A report released earlier this month reveals that the earnings gap between lawyers working in-house in US corporations and private firms has continued to narrow.

The findings are contained in US consultants Altman Weil Pensa's Law Department Compensation Benchmarking Survey, which has been conducted annually since 1974.

According to the report, almost one in 10 chief legal officers (CLOs) now earns over $500,000 a year. And it reveals that in the manufacturing and financial industries “the CLO's average cash compensation increased by approximately 13 per cent”.

Charles Huxsaw, who was in charge of the survey, said there was a growing similarity in salaries between corporate law departments and law firms in the US.

“At the higher end there has been a lot of migration from law firms to corporate law departments, which has narrowed the gap in earnings,” he said.

Huxsaw added that specialist attorneys in areas like intellectual property, taxation, mergers and acquisitions and environmental law were in particular demand.

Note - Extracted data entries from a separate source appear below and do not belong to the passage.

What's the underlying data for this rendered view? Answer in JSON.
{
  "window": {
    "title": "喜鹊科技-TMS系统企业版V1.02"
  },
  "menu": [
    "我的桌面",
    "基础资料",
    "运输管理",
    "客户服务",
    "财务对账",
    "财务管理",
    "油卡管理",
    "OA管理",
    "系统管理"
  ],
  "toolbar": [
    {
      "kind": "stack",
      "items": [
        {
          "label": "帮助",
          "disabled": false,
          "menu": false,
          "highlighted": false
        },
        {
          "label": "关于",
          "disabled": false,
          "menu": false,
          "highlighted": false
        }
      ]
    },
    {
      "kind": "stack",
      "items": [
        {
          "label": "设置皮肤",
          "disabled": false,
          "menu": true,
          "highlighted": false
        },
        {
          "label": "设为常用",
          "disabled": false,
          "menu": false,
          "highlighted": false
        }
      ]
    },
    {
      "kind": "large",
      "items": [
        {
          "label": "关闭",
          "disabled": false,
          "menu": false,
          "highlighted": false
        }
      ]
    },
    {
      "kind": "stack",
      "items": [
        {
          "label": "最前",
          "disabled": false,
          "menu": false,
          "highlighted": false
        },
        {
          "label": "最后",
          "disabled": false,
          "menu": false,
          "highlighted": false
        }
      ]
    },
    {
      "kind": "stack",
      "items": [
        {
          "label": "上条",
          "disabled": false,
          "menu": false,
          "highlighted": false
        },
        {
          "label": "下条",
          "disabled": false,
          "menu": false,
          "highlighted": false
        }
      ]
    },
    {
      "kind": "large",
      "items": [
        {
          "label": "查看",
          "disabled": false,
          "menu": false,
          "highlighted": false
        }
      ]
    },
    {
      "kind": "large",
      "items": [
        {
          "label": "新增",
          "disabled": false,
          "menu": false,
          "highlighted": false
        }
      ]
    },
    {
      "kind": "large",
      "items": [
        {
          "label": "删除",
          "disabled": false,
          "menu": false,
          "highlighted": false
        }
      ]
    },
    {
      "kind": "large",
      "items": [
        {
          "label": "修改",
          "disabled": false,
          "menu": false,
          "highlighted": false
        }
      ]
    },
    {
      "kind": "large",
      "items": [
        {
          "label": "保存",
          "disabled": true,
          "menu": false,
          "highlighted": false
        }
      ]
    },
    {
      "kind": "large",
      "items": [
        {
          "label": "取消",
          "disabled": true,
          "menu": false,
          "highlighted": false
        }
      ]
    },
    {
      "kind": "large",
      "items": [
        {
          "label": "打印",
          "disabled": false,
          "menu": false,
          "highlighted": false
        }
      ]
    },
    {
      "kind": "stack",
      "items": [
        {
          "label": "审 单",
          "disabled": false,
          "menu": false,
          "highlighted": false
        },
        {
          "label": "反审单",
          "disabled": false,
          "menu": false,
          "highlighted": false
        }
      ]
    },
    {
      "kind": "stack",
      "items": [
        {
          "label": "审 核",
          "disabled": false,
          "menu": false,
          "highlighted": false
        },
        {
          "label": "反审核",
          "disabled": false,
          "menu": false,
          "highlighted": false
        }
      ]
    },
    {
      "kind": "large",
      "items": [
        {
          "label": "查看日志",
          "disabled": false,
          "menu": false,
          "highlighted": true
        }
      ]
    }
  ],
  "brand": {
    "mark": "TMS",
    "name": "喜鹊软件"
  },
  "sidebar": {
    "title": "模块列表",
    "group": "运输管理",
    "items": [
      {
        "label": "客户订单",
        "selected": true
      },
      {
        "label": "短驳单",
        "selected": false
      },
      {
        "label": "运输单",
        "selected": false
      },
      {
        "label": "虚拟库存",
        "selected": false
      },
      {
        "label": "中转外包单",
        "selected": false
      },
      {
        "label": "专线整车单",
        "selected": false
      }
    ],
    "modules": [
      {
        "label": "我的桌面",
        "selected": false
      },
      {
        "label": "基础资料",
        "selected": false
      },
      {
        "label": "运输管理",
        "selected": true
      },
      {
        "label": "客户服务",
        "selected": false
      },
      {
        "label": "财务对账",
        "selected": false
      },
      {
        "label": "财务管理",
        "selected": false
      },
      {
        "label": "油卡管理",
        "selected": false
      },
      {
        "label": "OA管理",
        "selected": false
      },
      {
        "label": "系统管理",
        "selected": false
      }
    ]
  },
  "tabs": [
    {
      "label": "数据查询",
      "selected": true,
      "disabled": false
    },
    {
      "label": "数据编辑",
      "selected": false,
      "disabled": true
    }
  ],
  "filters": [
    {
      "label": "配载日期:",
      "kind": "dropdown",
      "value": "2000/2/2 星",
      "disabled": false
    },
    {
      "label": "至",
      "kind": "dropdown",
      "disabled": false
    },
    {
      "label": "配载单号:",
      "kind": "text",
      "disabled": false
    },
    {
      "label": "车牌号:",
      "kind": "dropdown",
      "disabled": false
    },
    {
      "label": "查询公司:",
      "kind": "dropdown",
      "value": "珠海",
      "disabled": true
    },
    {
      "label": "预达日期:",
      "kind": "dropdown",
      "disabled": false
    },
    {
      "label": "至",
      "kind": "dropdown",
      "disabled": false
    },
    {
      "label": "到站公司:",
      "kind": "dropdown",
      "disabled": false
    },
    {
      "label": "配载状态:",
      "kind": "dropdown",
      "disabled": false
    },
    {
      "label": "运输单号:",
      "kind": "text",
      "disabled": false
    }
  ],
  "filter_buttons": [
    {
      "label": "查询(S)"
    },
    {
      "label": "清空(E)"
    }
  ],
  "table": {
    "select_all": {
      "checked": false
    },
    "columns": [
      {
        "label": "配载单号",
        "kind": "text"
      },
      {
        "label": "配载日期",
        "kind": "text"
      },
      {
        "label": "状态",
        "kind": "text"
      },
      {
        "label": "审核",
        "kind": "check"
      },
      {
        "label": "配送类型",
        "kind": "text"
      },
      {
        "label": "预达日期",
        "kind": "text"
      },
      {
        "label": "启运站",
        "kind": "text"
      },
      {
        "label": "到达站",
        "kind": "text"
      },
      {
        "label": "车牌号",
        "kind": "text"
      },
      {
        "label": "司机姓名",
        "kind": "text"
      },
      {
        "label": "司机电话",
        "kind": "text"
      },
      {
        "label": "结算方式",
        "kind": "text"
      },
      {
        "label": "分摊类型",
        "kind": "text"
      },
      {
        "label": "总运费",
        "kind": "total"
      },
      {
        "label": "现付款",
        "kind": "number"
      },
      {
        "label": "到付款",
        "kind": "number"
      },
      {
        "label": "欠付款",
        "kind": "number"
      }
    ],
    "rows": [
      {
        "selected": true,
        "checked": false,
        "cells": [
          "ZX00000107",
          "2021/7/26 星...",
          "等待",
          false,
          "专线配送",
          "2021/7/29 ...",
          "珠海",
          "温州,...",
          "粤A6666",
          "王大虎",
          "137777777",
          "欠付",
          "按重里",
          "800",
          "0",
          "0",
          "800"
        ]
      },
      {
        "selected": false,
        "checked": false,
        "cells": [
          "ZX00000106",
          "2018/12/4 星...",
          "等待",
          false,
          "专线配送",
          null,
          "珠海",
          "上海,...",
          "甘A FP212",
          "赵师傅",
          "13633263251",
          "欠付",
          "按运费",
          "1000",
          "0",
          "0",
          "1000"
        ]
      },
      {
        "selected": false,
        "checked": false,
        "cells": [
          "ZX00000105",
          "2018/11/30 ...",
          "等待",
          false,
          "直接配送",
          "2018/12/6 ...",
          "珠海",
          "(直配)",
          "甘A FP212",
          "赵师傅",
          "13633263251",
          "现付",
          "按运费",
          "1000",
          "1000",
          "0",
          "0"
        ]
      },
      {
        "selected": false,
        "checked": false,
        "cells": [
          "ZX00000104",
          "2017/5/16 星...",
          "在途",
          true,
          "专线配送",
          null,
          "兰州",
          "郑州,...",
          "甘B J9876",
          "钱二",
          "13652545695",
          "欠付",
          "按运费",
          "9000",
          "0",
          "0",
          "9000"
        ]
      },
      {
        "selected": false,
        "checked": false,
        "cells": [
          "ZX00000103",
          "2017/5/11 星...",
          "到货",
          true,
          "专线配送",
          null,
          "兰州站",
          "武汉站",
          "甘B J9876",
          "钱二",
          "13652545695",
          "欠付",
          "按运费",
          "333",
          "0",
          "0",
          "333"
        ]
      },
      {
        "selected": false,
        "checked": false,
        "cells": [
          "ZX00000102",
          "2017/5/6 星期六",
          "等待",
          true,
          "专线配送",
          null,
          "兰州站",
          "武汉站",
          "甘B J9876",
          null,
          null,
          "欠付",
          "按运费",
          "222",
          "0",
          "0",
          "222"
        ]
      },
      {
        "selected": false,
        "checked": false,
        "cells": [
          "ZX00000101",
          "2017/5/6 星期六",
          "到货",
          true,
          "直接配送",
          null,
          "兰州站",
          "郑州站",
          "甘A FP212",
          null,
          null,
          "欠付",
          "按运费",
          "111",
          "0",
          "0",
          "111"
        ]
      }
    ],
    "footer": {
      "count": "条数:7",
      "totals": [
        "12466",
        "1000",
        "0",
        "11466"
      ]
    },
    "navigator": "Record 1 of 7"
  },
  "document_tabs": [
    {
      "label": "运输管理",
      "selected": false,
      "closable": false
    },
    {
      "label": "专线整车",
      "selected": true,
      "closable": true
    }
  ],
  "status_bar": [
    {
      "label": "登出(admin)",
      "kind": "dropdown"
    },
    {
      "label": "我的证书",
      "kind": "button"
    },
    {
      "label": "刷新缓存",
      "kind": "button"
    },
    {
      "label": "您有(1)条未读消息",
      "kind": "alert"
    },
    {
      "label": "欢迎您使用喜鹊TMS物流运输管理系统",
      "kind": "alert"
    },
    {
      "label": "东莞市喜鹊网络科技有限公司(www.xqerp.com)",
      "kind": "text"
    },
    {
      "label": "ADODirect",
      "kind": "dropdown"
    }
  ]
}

Huxsaw said that the report showed that at entry-level corporate law department jobs were “shunned by recent law graduates. Now there is a buyers' market with entry level staying flat at around $50,000 for the last few years.”

Dan DiLucchio, principal of Altman Weil Pensa, said the convergence between in-house and law firms' lawyers was especially apparent at the top end where CLOs have seen a disproportionate increase in the bonus element of their salary.